![]() |
10 avril 1997 ![]() |
Droit
Pour son premier colloque, le Groupe d'étude sur les processus de transformation du droit (GEPTUD) a réuni une cinquantaine de juristes des universités McGill, de Montréal, d'Ottawa et de Laval, les 4 et 5 avril, qui se sont interrogés sur les changements qui affectent la culture juridique québécoise actuelle. Les chartes canadienne et québécoise des droits et libertés ont particulièrement retenu l'attention des participants, puisque l'insertion de ce texte en 1982 dans la Constitution a considérablement modifié le rapport de force entre les pouvoirs législatif et judiciaire. Luc Bégin, professeur de philosophie à l'Université Laval, en a d'ailleurs profité pour remettre les pendules à l'heure sur l'épineuse question de la politisation du juridique.
"Les juges font de la politique", "Les juges se font politiques", "Le gouvernement des juges", voilà quelques uns des commentaires que les lecteurs retrouvent fréquemment dans leur quotidien préféré, ou qu'on peut entendre dans des tribunes publiques aux lendemains de jugements controversés de la Cour suprême. Ces commentaires indignés émanent la plupart du temps d'intellectuels qui réprouvent et condamnent la montée en puissance du pouvoir juridique. De fait, ils déplorent que les juges puissent prendre des décisions en se basant sur des motivations d'ordre politique, et qui plus est de manière partiale tout en usant d'un pouvoir discrétionnaire.
Droit vers la neutralité
En citant la politologue Josée Legault qui ironisait récemment
dans Le Devoir sur la "supposée impartialité
des juges", Luc Bégin souligne que cette volonté de revendiquer
la neutralité du judicaire correspond à une vision positiviste
de ce pouvoir. Selon cette école, largement répandue au Québec
et au Canada, il faut que le droit tende vers un idéal d'objectivité
et d'exactitude, exactement comme une autre science. Dans ce système
très hierarchisé, les règles sont toujours énoncées
par des organes de compétence supérieure, qui agissent pour
le bien de tous.
Cependant, souligne Luc Bégin, ce savant échafaudage n'a plus cours lorsque le juge se trouve confronté à une charte des droits et libertés dont les formulations vagues laissent toute latitude aux tribunaux pour statuer. Finalement, l'imprécision de la loi accroît le pouvoir des juges qui deviennent politiques, et par conséquence le texte législatif échappe aux élus, et donc à leurs électeurs. Rien d'étonnant, dans ces conditions, à ce que les partisans de l'école positiviste considèrent comme illégitime cette incursion du judicaire dans le politique.

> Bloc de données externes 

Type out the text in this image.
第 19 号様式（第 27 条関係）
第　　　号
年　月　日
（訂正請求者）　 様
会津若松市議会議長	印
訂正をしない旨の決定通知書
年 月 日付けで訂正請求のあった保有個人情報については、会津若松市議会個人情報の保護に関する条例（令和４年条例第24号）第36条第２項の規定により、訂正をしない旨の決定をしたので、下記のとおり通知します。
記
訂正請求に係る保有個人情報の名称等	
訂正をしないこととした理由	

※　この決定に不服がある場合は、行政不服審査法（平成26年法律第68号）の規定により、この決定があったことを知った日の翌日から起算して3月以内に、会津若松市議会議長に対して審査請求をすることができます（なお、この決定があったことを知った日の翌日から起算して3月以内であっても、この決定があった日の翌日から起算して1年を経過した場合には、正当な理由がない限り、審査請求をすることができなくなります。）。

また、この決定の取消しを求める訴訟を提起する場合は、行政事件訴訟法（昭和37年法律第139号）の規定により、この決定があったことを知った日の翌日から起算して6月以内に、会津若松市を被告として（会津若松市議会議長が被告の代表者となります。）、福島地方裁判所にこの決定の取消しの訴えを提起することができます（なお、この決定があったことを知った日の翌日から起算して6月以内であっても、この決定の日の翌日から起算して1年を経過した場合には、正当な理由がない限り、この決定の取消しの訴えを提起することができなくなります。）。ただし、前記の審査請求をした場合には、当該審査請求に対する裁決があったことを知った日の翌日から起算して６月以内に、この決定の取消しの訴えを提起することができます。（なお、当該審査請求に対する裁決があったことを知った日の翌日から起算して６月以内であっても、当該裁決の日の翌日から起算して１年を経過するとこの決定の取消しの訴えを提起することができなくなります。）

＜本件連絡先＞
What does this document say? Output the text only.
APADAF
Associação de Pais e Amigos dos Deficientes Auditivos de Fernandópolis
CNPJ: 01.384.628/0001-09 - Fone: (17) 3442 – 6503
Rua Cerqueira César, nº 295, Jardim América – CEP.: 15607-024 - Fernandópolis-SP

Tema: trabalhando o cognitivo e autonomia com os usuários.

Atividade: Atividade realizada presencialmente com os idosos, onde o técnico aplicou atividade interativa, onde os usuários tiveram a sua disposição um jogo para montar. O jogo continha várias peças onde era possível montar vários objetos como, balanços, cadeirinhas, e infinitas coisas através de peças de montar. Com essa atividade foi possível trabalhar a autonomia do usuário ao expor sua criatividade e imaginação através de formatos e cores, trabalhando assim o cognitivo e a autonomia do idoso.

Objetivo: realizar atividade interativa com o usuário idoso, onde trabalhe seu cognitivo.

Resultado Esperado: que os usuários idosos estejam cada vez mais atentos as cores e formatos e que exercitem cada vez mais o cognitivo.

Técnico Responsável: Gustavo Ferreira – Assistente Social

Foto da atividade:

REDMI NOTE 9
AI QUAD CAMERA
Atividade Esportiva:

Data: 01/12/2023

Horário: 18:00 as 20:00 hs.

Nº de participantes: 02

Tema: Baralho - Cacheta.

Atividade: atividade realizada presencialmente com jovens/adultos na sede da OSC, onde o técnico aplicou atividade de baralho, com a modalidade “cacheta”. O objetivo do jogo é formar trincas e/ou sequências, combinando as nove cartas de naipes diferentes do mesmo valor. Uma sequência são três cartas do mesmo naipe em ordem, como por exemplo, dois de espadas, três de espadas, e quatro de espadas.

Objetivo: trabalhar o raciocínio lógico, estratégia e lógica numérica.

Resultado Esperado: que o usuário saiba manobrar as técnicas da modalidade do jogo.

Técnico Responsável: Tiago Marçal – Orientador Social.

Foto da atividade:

Si l'on en croit Luc Bégin, ce courant de pensée qui juge sévèrement l'ingérence des juges en politique a encore de beaux jours devant lui au Québec. Selon le professeur de philosophie, cette perception négative s'explique en partie par l'histoire de l'adoption de la Charte des droits et libertés en 1982. Bien des souverainistes reprochent en effet au Premier ministre de l'époque, Pierre Elliot Trudeau, d'avoir tenté de couper les ailes à la Charte de la langue française, conçue par le gouvernement québécois. Dans ce contexte, chaque jugement controversé ramène sur le tapis la question de l'identité nationale et l'affrontement entre fédéralistes et souverainistes.